Reitzez said Apple would introduce more video content and digital entertainment offerings at Macworld Expo next January, helping to drive shares higher. He also predicted that Apple may launch lower-end Intel-based Macs earlier than its original June 2006 target, with the possibility of an Intel-based Mac mini at Macworld.

Apple announced back in June 2005 that it would gradually shift its Mac line to Intel-based chips over a two year period. However, Reitzez believes this programme may have been accelerated.

The move to Intel marked a tectonic shift for Apple, which had previously used processors from IBM and Motorola — now Freescale Semiconductor. However, the company had changed architectures before, shifting in the 1990s from Motorola's 68000 family of chips to the PowerPC architecture jointly developed by IBM and Motorola.

The migration to Intel has big implications for the future of Apple's OS X, which at present only runs on Apple's own hardware.

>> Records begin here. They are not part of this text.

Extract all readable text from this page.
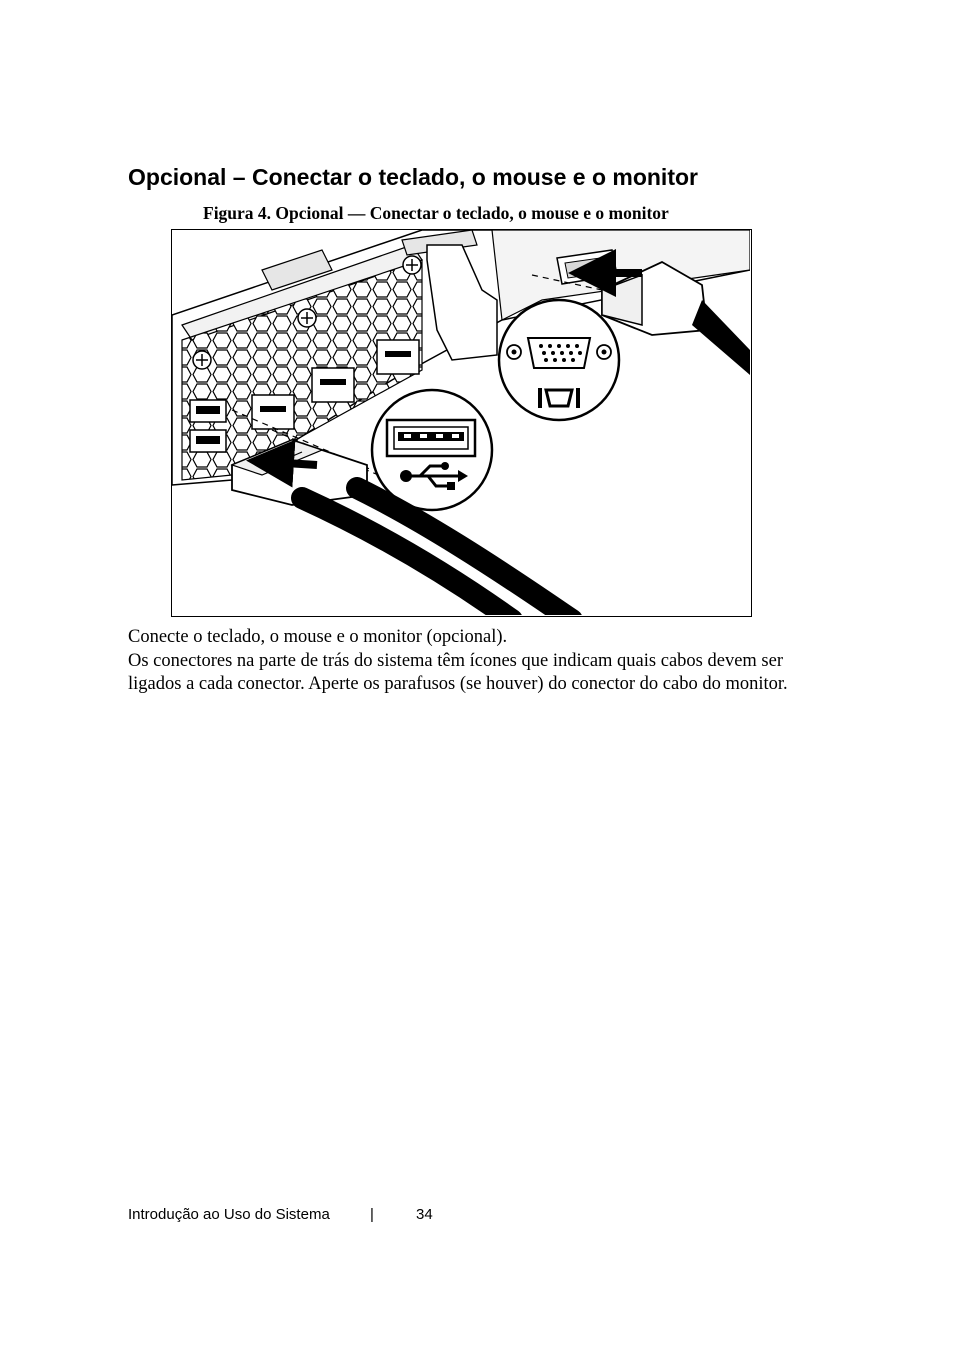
Opcional – Conectar o teclado, o mouse e o monitor

Figura 4. Opcional — Conectar o teclado, o mouse e o monitor

Conecte o teclado, o mouse e o monitor (opcional).

Os conectores na parte de trás do sistema têm ícones que indicam quais cabos devem ser ligados a cada conector. Aperte os parafusos (se houver) do conector do cabo do monitor.

Introdução ao Uso do Sistema	|	34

Apple experts believe the vendor may use the Mac mini to spearhead its shift to Intel processors. Jon Collins, principal analyst at Quocirca, said developing OS X to run on Intel chips could open up a whole new market and prove a masterstroke for the Mac maker, if they choose to remove the strict hardware ties the operating system has.

"To produce an operating system that can run on any Intel platform would achieve a huge number of sales it didn't have before," Collins predicted.

Releasing its operating system from Apple Mac could be as good for the company as the iPod has been, he added.

"Where people don't want to buy an Apple computer they might well be interested in buying the operating system," he said.

The original Mac mini was launched in January 2005. At just over half the height of one of Apple's iPod Mini music players, it contains a slot-load Combo optical drive that burns CDs and play DVDs. It also has FireWire, Ethernet, USB2.0 and analogue and digital output.

Apple had not responded to requests for comment on Reitzez's report at the time of writing.